Photos and Essay Capture the Many Involved Whenever Someone Gets Shot
On April 22, the leafy northwest Washington neighborhood where I’ve lived for 40-plus years got a harrowing glimpse of the gun violence that is all too common across the country. For reasons still unknown, a 23-year-old with an arsenal of automatic weapons unleashed a fusillade of more than 200 bullets toward a nearby school where students were just ending their day.
No one was killed other than the shooter himself, found dead in his apartment after the assault. That only four individuals were injured means that we were remarkably lucky, when set against the awful toll that similar incidents have extracted in so many communities. But for students caught in the shattered glass hallway of the school, for their families, and for those injured, the trauma of that day won’t diminish anytime soon.

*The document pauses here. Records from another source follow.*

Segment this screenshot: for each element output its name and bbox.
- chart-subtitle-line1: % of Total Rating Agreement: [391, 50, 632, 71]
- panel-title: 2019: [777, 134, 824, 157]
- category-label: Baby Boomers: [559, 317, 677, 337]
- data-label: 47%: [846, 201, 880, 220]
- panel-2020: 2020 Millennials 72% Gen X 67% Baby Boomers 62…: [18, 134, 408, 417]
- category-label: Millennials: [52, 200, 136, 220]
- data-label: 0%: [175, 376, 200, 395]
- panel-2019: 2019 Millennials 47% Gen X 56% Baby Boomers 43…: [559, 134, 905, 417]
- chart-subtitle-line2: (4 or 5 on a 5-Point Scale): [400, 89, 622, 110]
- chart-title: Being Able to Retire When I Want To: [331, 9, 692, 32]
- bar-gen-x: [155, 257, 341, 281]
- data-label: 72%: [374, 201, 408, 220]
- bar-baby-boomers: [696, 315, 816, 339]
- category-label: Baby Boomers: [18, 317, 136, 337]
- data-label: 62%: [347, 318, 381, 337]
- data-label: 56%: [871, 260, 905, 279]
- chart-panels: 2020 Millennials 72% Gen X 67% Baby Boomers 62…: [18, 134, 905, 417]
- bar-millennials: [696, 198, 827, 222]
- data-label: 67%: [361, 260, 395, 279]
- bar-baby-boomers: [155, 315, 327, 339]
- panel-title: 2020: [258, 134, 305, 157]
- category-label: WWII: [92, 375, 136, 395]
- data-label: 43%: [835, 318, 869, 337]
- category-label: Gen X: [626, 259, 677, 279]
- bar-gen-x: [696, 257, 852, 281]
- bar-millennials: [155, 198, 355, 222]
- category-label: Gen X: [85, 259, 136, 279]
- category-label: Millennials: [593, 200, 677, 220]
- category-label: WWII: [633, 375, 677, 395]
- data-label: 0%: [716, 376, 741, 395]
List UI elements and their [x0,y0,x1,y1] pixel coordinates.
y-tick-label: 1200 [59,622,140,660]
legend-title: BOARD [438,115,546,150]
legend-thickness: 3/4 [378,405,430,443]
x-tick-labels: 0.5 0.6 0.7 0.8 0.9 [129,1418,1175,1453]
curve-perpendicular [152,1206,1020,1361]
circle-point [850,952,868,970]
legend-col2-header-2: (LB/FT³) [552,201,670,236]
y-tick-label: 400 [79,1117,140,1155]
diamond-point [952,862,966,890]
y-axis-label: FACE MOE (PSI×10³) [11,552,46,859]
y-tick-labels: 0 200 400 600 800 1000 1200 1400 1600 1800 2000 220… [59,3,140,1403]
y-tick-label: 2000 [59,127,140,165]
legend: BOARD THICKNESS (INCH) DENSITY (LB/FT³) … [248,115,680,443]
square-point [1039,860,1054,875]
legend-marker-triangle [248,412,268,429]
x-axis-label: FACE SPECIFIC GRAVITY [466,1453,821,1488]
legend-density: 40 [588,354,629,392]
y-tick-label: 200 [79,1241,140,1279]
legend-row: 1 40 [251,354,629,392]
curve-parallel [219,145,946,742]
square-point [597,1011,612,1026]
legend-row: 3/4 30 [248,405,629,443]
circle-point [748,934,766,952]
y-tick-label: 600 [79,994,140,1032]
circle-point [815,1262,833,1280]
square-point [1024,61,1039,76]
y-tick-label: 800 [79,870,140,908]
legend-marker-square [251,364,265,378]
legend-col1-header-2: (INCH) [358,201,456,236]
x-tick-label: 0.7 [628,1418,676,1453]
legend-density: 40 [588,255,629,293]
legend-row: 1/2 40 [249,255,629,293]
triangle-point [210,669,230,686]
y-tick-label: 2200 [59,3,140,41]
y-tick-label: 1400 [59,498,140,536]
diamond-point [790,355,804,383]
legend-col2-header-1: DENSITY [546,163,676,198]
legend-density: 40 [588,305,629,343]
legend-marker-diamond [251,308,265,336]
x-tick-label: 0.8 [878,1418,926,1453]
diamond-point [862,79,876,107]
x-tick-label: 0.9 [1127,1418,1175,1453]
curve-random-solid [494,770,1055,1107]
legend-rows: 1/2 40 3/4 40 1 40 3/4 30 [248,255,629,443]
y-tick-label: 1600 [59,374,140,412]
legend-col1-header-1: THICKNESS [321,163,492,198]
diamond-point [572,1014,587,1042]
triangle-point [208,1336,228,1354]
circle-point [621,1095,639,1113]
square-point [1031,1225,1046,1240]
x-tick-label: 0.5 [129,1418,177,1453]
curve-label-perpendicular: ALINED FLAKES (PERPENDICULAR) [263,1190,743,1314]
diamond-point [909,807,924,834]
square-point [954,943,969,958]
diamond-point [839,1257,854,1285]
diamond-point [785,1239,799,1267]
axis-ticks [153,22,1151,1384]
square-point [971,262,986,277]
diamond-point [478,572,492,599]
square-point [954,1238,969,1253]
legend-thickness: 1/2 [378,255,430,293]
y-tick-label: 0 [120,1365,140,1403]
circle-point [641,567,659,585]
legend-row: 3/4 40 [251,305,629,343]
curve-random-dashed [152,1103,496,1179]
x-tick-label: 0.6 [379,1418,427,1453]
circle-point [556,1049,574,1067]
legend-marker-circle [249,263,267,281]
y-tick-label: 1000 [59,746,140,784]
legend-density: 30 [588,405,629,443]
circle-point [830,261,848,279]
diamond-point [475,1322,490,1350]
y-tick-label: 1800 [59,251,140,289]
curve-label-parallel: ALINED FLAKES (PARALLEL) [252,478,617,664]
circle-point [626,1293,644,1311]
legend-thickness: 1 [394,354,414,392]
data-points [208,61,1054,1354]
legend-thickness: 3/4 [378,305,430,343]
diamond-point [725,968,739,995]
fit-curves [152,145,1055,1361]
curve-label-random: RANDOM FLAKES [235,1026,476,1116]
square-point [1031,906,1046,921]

An innovative visual project for BuzzFeed News by grantees James Sprankle, Paige Skinner, and Kate Bubacz captures the ripple effect each time a gunshot finds a target. Their focus is Penn Presbyterian Medical Center in Philadelphia, where an astonishing 18 percent of trauma cases involve gunshot wounds.
Nearly three dozen photographs document “the 100-plus people a gunshot victim may see from the time they are shot until they are fully recovered—part of the vast but largely hidden economic and psychological cost of gun violence,” the article notes. “A single bullet wound sets in motion a long, labor-intensive process to try to save a life, a chain of support that includes police officers, security guards, trauma nurses, doctors, surgeons, therapists, more nurses, social workers, pharmacists, paramedics, and chaplains.”
The BuzzFeed News reporting and photography are reminders of the multitude of lives affected every time someone gets shot. Here’s hoping that stories like this help spark the effective action on gun violence we desperately need.
Impact
The University of California announced it would ensure that in-state tuition and student service fees for California students from federally recognized Native American tribes would be fully covered by grants and scholarships within the system. UC’s Native American Opportunity Plan hopes to make the school system more accessible to in-state Indigenous students.
The plan was spurred in part by the report “The University of California Land Grab: A Legacy of Profit from Indigenous Land,” which was funded by UC Berkeley’s Joseph A. Myers Center for Research on Native American Issues and Native American Student Development. The study frequently cites and was influenced by Land-Grab Universities, a two-year investigative project supported by the Pulitzer Center that examines how American universities profited from the sale of land seized from Indigenous nations. Grantees Tristan Ahtone and Robert Lee tracked 99% of the 11 million acres of land taken through the 1862 Morrill Act. Among the report’s recommendations was that the universities utilize endowment revenue generated from seized Indigenous land toward tuition waivers for Indigenous students.